Recognizing the urgency to take immediate action in protecting the global climate, the 21st Conference of the Parties, held in December 2015 in Paris, made a groundbreaking achievement in adopting the goal to limit global warming to “well below” 2°C and to pursue efforts to limit warming to a 1.5°C. Under the Paris Agreement, climate action was anchored in the context of international law. This requires countries to make their own unique contribution to the prevention of dangerous climate change. The next crucial step to follow this agreement is the rapid implementation by the signing parties of concrete measures to make their individual contributions to the global goal. For the past 12 years, the Climate Change Performance Index (CCPI) has been keeping track of countries’ efforts in combating climate change. The varying initial positions, interests and strategies of the numerous countries make it difficult to distinguish their strengths and weaknesses and the CCPI has been an important tool in contributing to a clearer understanding of national and international climate policy.
To demonstrate existing measures more accurately and to encourage steps toward effective climate policy, the CCPI methodology was evaluated in 2012 and continues to be improved. The integration of emissions data from deforestation and forest degradation was one of the major steps in this process, made possible due to the data provided by the FAO Global Forest Resource Assessment 2015. Deforestation and forest degradation are another important source of anthropogenic CO2 alongside energy-based emissions.
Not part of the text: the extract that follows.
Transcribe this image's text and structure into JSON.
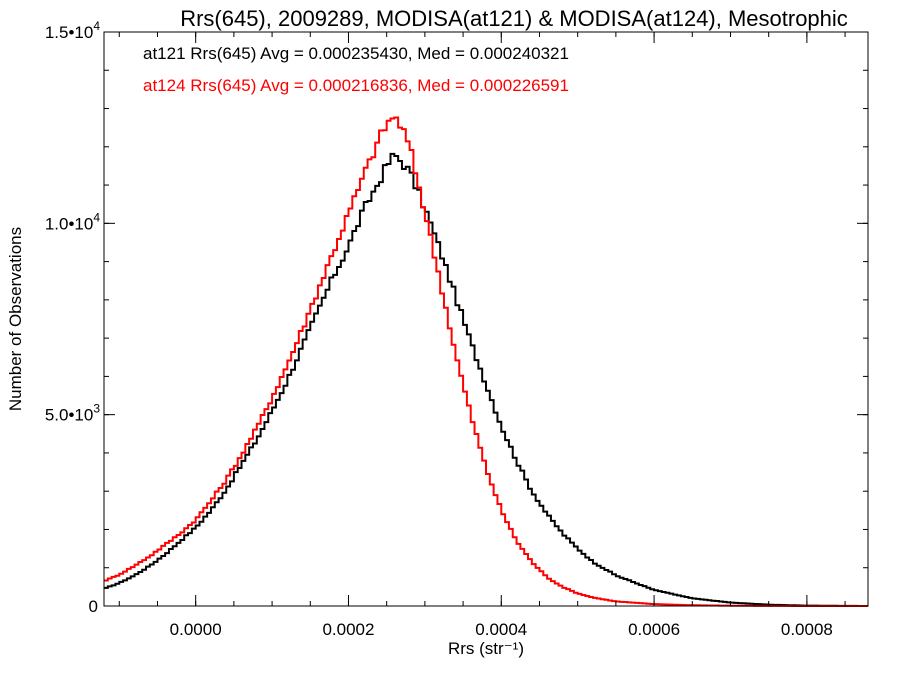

By including these emissions in the data, we are able to present a more comprehensive view of man-made impacts on the world’s climate.
The following publication is issued by Germanwatch and Climate Action Network Europe. However, only with the help of around 280 energy and climate experts from all over the world are we able to include a review of each country’s national and international policies. The review charts the efforts that have been made to avoid climate change, and also evaluates the various countries’ current efforts regarding the implementation of the Paris Agreement, starting from this year. We greatly appreciate these experts for their time, efforts and knowledge in contributing to this publication. The experts are mainly representatives of NGOs who work within their respective countries, fighting for the implementation of the climate policy that we all so desperately need.